A half-nauseous hook tugged at her, deep down, as she studied his face. He might never change. He seemed to have something inside him that was not on the track the rest of the world was on. Be aware, her senses hissed. Yet within, at the same moment, her heart turned over in tender revolt. She could just handle it, couldn’t she? Accept him, Quan xin, quanyi. She felt a spurt of release. Even with Jian, with all the love, she had not felt this.
Because Lin was just a man, anyway. Damaged. But doing the best he could.
"I should go," he said. "Get dressed."
"Yes."
When the door closed she felt all limp and pulled apart. It seemed like forever before she could get up and start moving around the room, tidying up.
Meiyan was dead.
And she and Lin had only to get through this nightmare.
She snapped the cover up on the bed, straightened the pillow.

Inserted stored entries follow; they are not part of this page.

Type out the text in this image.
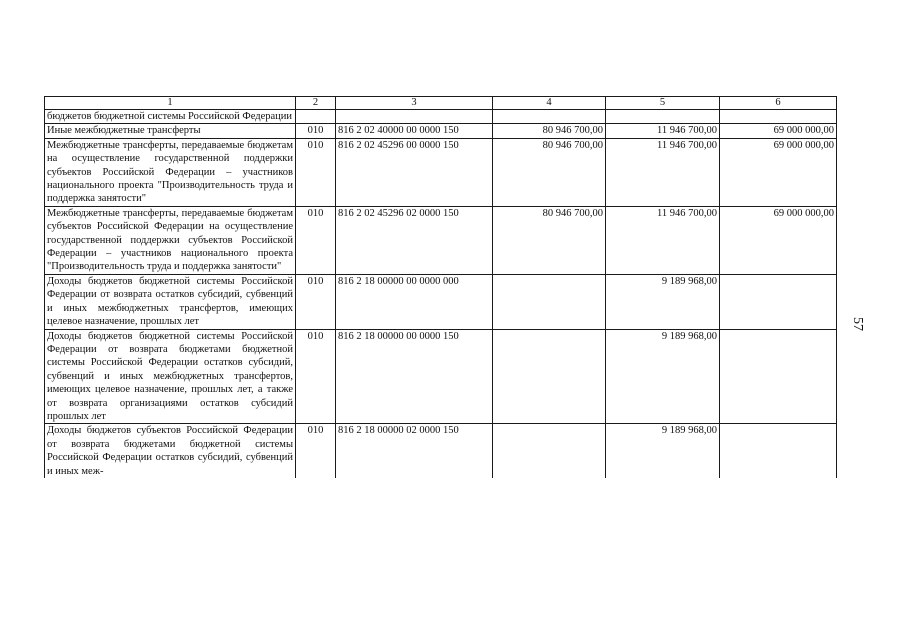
1	2	3	4	5	6
бюджетов бюджетной системы Российской Федерации					
Иные межбюджетные трансферты	010	816 2 02 40000 00 0000 150	80 946 700,00	11 946 700,00	69 000 000,00
Межбюджетные трансферты, передаваемые бюджетам на осуществление государственной поддержки субъектов Российской Федерации – участников национального проекта "Производительность труда и поддержка занятости"	010	816 2 02 45296 00 0000 150	80 946 700,00	11 946 700,00	69 000 000,00
Межбюджетные трансферты, передаваемые бюджетам субъектов Российской Федерации на осуществление государственной поддержки субъектов Российской Федерации – участников национального проекта "Производительность труда и поддержка занятости"	010	816 2 02 45296 02 0000 150	80 946 700,00	11 946 700,00	69 000 000,00
Доходы бюджетов бюджетной системы Российской Федерации от возврата остатков субсидий, субвенций и иных межбюджетных трансфертов, имеющих целевое назначение, прошлых лет	010	816 2 18 00000 00 0000 000		9 189 968,00	
Доходы бюджетов бюджетной системы Российской Федерации от возврата бюджетами бюджетной системы Российской Федерации остатков субсидий, субвенций и иных межбюджетных трансфертов, имеющих целевое назначение, прошлых лет, а также от возврата организациями остатков субсидий прошлых лет	010	816 2 18 00000 00 0000 150		9 189 968,00	
Доходы бюджетов субъектов Российской Федерации от возврата бюджетами бюджетной системы Российской Федерации остатков субсидий, субвенций и иных меж-	010	816 2 18 00000 02 0000 150		9 189 968,00	
57
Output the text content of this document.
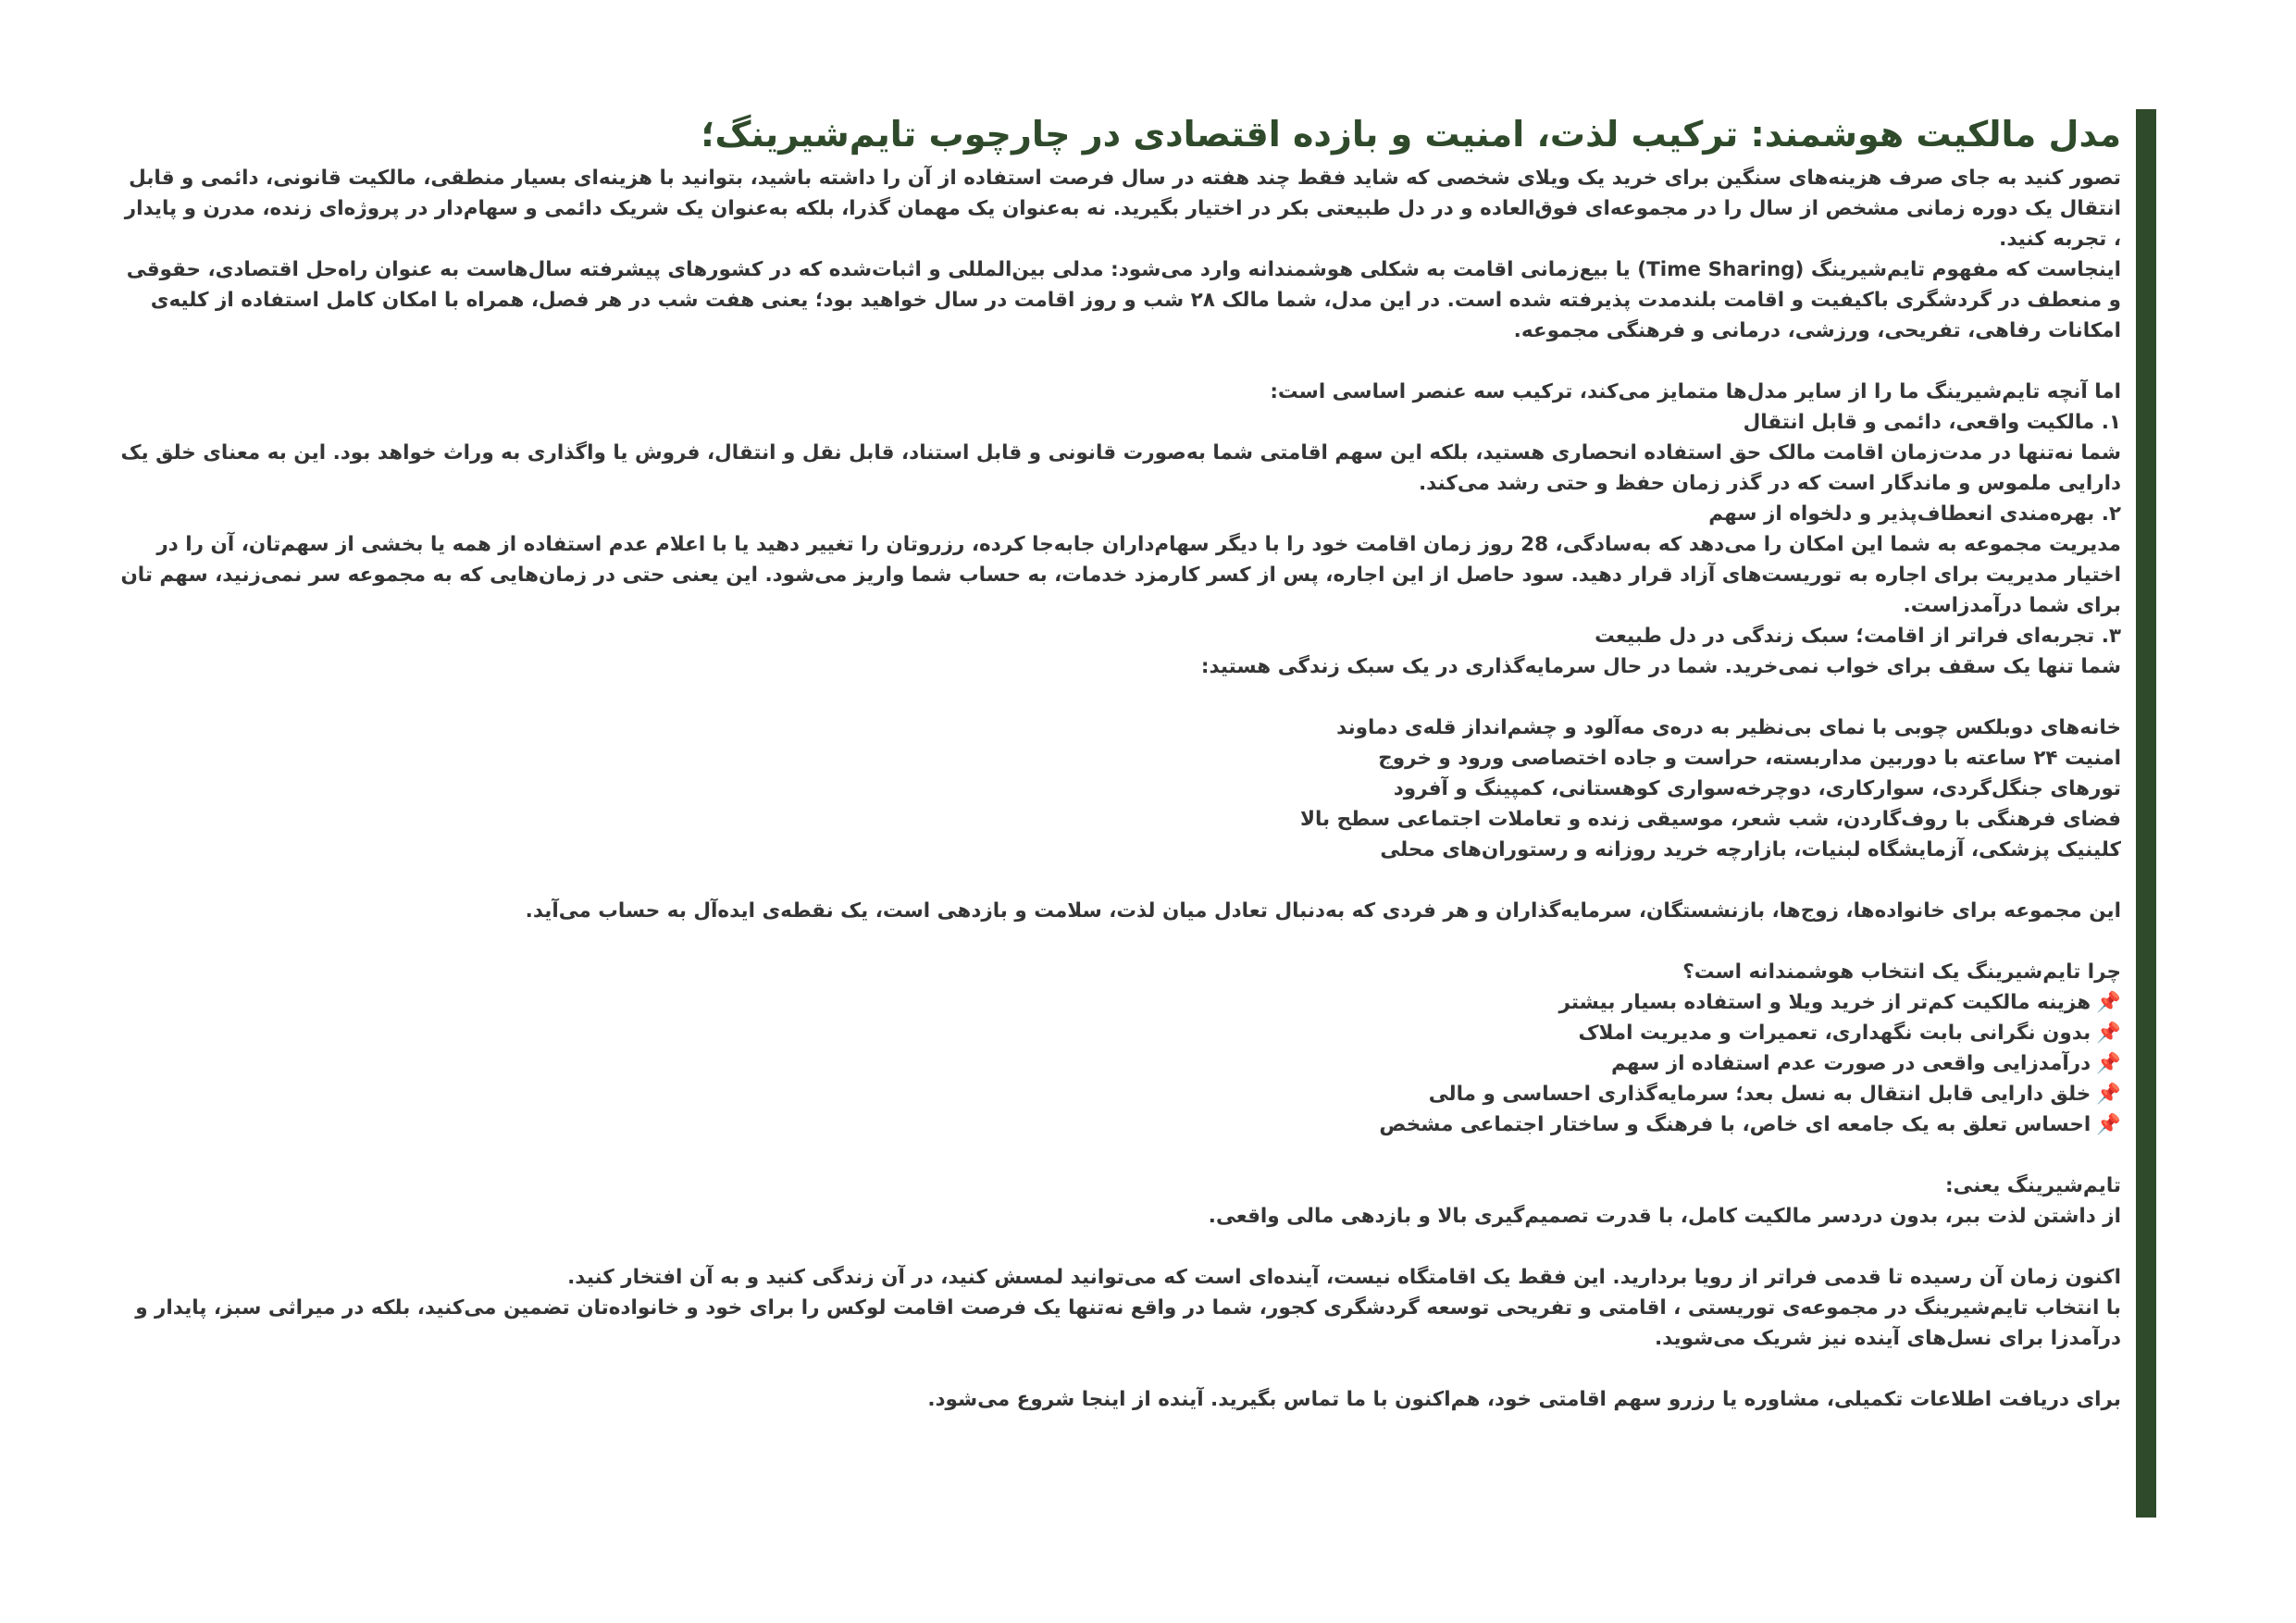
مدل مالکیت هوشمند: ترکیب لذت، امنیت و بازده اقتصادی در چارچوب تایم‌شیرینگ؛

تصور کنید به جای صرف هزینه‌های سنگین برای خرید یک ویلای شخصی که شاید فقط چند هفته در سال فرصت استفاده از آن را داشته باشید، بتوانید با هزینه‌ای بسیار منطقی، مالکیت قانونی، دائمی و قابل انتقال یک دوره زمانی مشخص از سال را در مجموعه‌ای فوق‌العاده و در دل طبیعتی بکر در اختیار بگیرید. نه به‌عنوان یک مهمان گذرا، بلکه به‌عنوان یک شریک دائمی و سهام‌دار در پروژه‌ای زنده، مدرن و پایدار ، تجربه کنید.

اینجاست که مفهوم تایم‌شیرینگ (Time Sharing) یا بیع‌زمانی اقامت به شکلی هوشمندانه وارد می‌شود: مدلی بین‌المللی و اثبات‌شده که در کشورهای پیشرفته سال‌هاست به عنوان راه‌حل اقتصادی، حقوقی و منعطف در گردشگری باکیفیت و اقامت بلندمدت پذیرفته شده است. در این مدل، شما مالک ۲۸ شب و روز اقامت در سال خواهید بود؛ یعنی هفت شب در هر فصل، همراه با امکان کامل استفاده از کلیه‌ی امکانات رفاهی، تفریحی، ورزشی، درمانی و فرهنگی مجموعه.

اما آنچه تایم‌شیرینگ ما را از سایر مدل‌ها متمایز می‌کند، ترکیب سه عنصر اساسی است:

۱. مالکیت واقعی، دائمی و قابل انتقال

شما نه‌تنها در مدت‌زمان اقامت مالک حق استفاده انحصاری هستید، بلکه این سهم اقامتی شما به‌صورت قانونی و قابل استناد، قابل نقل و انتقال، فروش یا واگذاری به وراث خواهد بود. این به معنای خلق یک دارایی ملموس و ماندگار است که در گذر زمان حفظ و حتی رشد می‌کند.

۲. بهره‌مندی انعطاف‌پذیر و دلخواه از سهم

مدیریت مجموعه به شما این امکان را می‌دهد که به‌سادگی، 28 روز زمان اقامت خود را با دیگر سهام‌داران جابه‌جا کرده، رزروتان را تغییر دهید یا با اعلام عدم استفاده از همه یا بخشی از سهم‌تان، آن را در اختیار مدیریت برای اجاره به توریست‌های آزاد قرار دهید. سود حاصل از این اجاره، پس از کسر کارمزد خدمات، به حساب شما واریز می‌شود. این یعنی حتی در زمان‌هایی که به مجموعه سر نمی‌زنید، سهم تان برای شما درآمدزاست.

۳. تجربه‌ای فراتر از اقامت؛ سبک زندگی در دل طبیعت

شما تنها یک سقف برای خواب نمی‌خرید. شما در حال سرمایه‌گذاری در یک سبک زندگی هستید:

خانه‌های دوبلکس چوبی با نمای بی‌نظیر به دره‌ی مه‌آلود و چشم‌انداز قله‌ی دماوند

امنیت ۲۴ ساعته با دوربین مداربسته، حراست و جاده اختصاصی ورود و خروج

تورهای جنگل‌گردی، سوارکاری، دوچرخه‌سواری کوهستانی، کمپینگ و آفرود

فضای فرهنگی با روف‌گاردن، شب شعر، موسیقی زنده و تعاملات اجتماعی سطح بالا

کلینیک پزشکی، آزمایشگاه لبنیات، بازارچه خرید روزانه و رستوران‌های محلی

این مجموعه برای خانواده‌ها، زوج‌ها، بازنشستگان، سرمایه‌گذاران و هر فردی که به‌دنبال تعادل میان لذت، سلامت و بازدهی است، یک نقطه‌ی ایده‌آل به حساب می‌آید.

چرا تایم‌شیرینگ یک انتخاب هوشمندانه است؟

📌هزینه مالکیت کم‌تر از خرید ویلا و استفاده بسیار بیشتر

📌بدون نگرانی بابت نگهداری، تعمیرات و مدیریت املاک

📌درآمدزایی واقعی در صورت عدم استفاده از سهم

📌خلق دارایی قابل انتقال به نسل بعد؛ سرمایه‌گذاری احساسی و مالی

📌احساس تعلق به یک جامعه ای خاص، با فرهنگ و ساختار اجتماعی مشخص

تایم‌شیرینگ یعنی:

از داشتن لذت ببر، بدون دردسر مالکیت کامل، با قدرت تصمیم‌گیری بالا و بازدهی مالی واقعی.

اکنون زمان آن رسیده تا قدمی فراتر از رویا بردارید. این فقط یک اقامتگاه نیست، آینده‌ای است که می‌توانید لمسش کنید، در آن زندگی کنید و به آن افتخار کنید.

با انتخاب تایم‌شیرینگ در مجموعه‌ی توریستی ، اقامتی و تفریحی توسعه گردشگری کجور، شما در واقع نه‌تنها یک فرصت اقامت لوکس را برای خود و خانواده‌تان تضمین می‌کنید، بلکه در میراثی سبز، پایدار و درآمدزا برای نسل‌های آینده نیز شریک می‌شوید.

برای دریافت اطلاعات تکمیلی، مشاوره یا رزرو سهم اقامتی خود، هم‌اکنون با ما تماس بگیرید. آینده از اینجا شروع می‌شود.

Of course Meiyan was dead. She’d been gone so many years. Lin just had this wall inside him.
Like me, Alice thought guiltily. On the one side America, English, my childhood, on the other side China and Chinese and life as a woman. No kai fang, no open doors. The wall massive, thick, medieval, like the walls that enclosed the Forbidden City and guarded its secrets and wrapped its emperors in the dreams and illusions which were ultimately to bring down their dynasties. The Great Within.
How many times, in Beijing, she’d contemplated those walls.
This was how she and Lin were alike.
She washed, dressed, sat on the bed, and waited for him to come back. He’d come back in a while, they’d talk, the air would clear. Everything would be all right.
There was a knock on the door. "Lin?" She crossed the room in a few quick steps, yanked open the door.
A fuwuyuan. One she had never seen before.
"You are"-the woman glanced down at a paper she was holding, struggled to pronounce-"Aliss-Manwa-gen-"
"Alice Mannegan?" Her heart sank. "Yes."
The fuwuyuan thrust the folded paper at her. "Dianbao." Telegram.
Alice tore it open. It was from Roger.
Tests back. Prostate cancer. Advanced. Sorry. Advise your travel plans ASAP.
Alice stared at the paper.
"Huidian-ma?" the fuwuyuan said impatiently, Will you reply?
Alice swallowed. The floor was opening up under her. "Not right now. I have to think."
The young woman’s bean-shaped Tartar face was empty. "When you want to reply, contact the cable office. In the bank." Then she turned, closed the door, and was gone.
Alice read the telegram over and over, as if maybe the horror would change into something else. It didn’t. It still read death. Shaking, she opened the drawer, pulled the ling-pai out from under the clothes. She read the inscription through again. How could it be real? First Meng Shaowen. Now Horace.
The door clicked open and Lin Shiyang walked in. "Lin." She stepped toward him, still clutching the ling-pai and the telegram. "I need to talk to you. I’m going to be leaving, as soon as possible-"
"That doesn’t surprise me," he interrupted coldly. He shut the door behind him, leaned against it. She saw his eyes were dark, furious. "But first I need to know if it’s true."
"If what is true?"
"What Guo Wenxiang has just told me! I met him in the courtyard outside. We talked. Is it true, then?"
"You mean Zhang Meiyan? How can I be the one to say? Listen, my heart-"
"You call me your heart! Is that just honey in your mouth? I am not talking about Zhang Meiyan! I am talking about you -Mo Ai-li! I am talking about your secrets. Well! Is it true?"